Jefferson Lab's newest cluster computer takes shape
Chip Watson, JLab's High Performance Computing Group leader, stands next to the new cluster computer, 6N, which consists of eight racks of 35 machines and one rack with one machine and the central switching station. Click here for a high resolution photograph.
Jefferson Lab's spacious new Computer Center in CEBAF Center Wing F is already hosting its first occupants. Among the machines now located in the expansive room is Jefferson Lab's newest cluster computer, dubbed "6N."
Unlike a regular computer -- whose "brain" consists of one or perhaps two processors -- a cluster computer's brain can contain hundreds or even thousands of individual processors, called nodes -- all wired together. To solve a problem, the cluster splits the problem into parts, and each node computes its designated part and shares the result with other nodes to produce the final solution. This method allows cluster computers to tackle problems well beyond the capability of most desktop machines, such as providing solutions for the theory of quantum chromodynamics (QCD), which describes the strong force that dictates how quarks and gluons build protons, neutrons and other particles.
The new cluster joins JLab's 128-node 2002 machine, the 256-node 2003 machine (3G), and the 384-node 2004 machine (4G). According to Chip Watson, who leads Jefferson Lab's High Performance Computing Group, the first pieces of the new 6N cluster began arriving in December 2005. It is comprised of 281 dual-core Intel processors, and it runs the popular Linux operating system, just like its predecessors.
However, the 6N computer nodes each contain one processor with two processing cores, resulting in a sustained 2.5 Gigaflop computing capability (roughly 2.5 billion operations per second) for each node. The machine also incorporates the new InfiniBand technology connections, which can carry data from one node to the next about 10 times faster than the Gigabit Ethernet connections used in JLab's last two cluster machines.
"This is the first year that InfiniBand has been cost-effective," Watson says, "The InfiniBand fabric runs at a gigabyte/second in each direction, which is comfortably more bandwidth than we need today." The overall result of these upgrades is a machine that is more powerful than all three of the previous machines combined and essentially doubles JLab's high-performance computing capacity.
Watson says his group is currently working on testing a new version of the InfiniBand software and optimizing it for 6N. In the meantime, the group is also preparing for a massive new machine scheduled to arrive next winter. "We'll be hosting the next large cluster for the U.S. QCD community: a $1.5 million machine with 500 nodes that will be twice as powerful as our new machine," Watson explains.
Jefferson Lab's cluster computer program is funded through the Scientific Discovery Through Advanced Computing, or SciDAC program, in the Department of Energy's (DOE's) Office of Science, with additional funding from JLab's Nuclear Physics program.
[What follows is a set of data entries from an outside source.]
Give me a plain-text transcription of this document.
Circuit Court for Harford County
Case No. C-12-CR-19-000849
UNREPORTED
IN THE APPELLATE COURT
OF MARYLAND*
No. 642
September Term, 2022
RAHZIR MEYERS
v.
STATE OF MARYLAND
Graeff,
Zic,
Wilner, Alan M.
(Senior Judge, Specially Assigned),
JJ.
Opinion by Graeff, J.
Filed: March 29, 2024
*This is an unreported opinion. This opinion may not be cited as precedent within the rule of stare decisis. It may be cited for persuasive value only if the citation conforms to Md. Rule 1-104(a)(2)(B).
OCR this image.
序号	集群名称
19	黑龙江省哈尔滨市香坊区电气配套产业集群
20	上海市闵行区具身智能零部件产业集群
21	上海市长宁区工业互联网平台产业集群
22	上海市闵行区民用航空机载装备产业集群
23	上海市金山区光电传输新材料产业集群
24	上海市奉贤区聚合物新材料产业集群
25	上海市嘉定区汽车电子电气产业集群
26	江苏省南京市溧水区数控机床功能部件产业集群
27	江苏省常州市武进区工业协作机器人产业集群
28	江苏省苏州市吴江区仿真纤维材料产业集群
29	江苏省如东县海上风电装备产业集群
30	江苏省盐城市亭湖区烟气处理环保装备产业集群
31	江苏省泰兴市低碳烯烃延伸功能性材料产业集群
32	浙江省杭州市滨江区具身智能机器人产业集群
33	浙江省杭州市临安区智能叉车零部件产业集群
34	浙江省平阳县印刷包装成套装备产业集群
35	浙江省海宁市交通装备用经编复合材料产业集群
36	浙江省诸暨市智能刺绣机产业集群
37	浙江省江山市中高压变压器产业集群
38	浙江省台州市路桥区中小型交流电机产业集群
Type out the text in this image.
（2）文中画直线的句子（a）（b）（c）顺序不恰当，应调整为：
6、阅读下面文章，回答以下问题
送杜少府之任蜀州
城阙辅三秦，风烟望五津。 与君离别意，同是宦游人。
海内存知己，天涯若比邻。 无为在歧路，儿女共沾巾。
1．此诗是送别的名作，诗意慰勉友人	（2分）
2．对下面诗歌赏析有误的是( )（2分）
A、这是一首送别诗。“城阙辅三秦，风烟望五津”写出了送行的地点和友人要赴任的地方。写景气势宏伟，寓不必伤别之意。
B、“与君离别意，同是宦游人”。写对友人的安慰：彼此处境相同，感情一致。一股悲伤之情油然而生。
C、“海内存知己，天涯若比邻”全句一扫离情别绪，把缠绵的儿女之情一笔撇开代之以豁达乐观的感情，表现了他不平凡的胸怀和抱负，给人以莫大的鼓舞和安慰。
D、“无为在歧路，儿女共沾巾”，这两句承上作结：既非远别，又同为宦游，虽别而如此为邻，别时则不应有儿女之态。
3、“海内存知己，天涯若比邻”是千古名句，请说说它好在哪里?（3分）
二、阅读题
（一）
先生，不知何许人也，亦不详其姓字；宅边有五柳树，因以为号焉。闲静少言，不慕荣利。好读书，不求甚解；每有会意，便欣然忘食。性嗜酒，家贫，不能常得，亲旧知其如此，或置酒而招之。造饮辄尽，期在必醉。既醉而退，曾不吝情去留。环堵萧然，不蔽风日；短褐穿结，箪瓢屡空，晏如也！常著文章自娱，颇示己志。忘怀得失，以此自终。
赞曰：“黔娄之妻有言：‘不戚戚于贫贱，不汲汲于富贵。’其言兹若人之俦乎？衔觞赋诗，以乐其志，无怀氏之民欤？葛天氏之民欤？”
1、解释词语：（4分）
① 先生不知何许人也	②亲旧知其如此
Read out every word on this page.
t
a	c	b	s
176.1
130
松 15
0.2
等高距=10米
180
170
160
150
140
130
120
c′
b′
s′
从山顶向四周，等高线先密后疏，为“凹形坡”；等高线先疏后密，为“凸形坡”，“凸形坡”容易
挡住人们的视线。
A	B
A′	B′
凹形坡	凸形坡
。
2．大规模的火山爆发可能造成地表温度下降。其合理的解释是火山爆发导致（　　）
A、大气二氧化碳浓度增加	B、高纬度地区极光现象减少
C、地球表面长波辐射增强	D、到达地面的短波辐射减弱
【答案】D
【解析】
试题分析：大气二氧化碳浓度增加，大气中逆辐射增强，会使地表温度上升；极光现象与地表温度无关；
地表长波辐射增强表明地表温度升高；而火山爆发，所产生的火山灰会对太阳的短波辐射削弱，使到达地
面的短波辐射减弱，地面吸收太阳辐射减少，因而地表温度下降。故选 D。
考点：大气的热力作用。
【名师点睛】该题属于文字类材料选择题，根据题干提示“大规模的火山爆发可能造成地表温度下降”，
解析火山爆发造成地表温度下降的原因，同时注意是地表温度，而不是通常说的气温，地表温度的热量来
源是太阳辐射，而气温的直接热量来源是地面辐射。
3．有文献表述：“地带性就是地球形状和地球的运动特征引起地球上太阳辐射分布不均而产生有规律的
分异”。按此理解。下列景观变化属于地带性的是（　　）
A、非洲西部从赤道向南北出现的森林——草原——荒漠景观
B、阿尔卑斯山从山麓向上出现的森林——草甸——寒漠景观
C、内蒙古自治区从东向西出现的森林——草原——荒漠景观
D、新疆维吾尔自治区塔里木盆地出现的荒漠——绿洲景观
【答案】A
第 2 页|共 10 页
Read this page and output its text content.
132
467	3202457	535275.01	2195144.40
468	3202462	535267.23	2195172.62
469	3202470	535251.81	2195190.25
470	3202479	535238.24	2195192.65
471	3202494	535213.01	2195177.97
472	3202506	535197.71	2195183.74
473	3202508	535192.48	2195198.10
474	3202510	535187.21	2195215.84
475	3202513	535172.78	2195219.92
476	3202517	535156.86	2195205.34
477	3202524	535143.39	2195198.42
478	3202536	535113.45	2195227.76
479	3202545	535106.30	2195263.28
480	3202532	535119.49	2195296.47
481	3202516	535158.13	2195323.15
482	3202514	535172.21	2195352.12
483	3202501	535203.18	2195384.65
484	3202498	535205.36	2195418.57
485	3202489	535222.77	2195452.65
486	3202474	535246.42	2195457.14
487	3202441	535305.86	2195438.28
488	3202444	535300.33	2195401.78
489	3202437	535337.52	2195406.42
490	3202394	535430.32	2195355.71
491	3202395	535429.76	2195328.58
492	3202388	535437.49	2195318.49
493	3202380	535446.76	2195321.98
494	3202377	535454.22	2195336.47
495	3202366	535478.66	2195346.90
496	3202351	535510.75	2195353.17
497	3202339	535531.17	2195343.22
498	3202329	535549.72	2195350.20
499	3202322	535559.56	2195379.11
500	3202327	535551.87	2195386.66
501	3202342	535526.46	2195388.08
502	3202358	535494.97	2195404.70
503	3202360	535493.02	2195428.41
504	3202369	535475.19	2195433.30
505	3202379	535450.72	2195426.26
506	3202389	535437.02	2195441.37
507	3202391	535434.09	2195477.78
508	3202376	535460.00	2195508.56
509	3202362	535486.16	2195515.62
SciDAC is an effort to develop the scientific computing software and hardware infrastructure needed to use terascale computers to advance DOE research programs in basic energy sciences, biological and environmental research, fusion energy sciences, and high-energy and nuclear physics.
The Department of Energy's Office of Science is the single largest supporter of basic research in the physical sciences in the United States and is working to address some of the most pressing challenges of our time.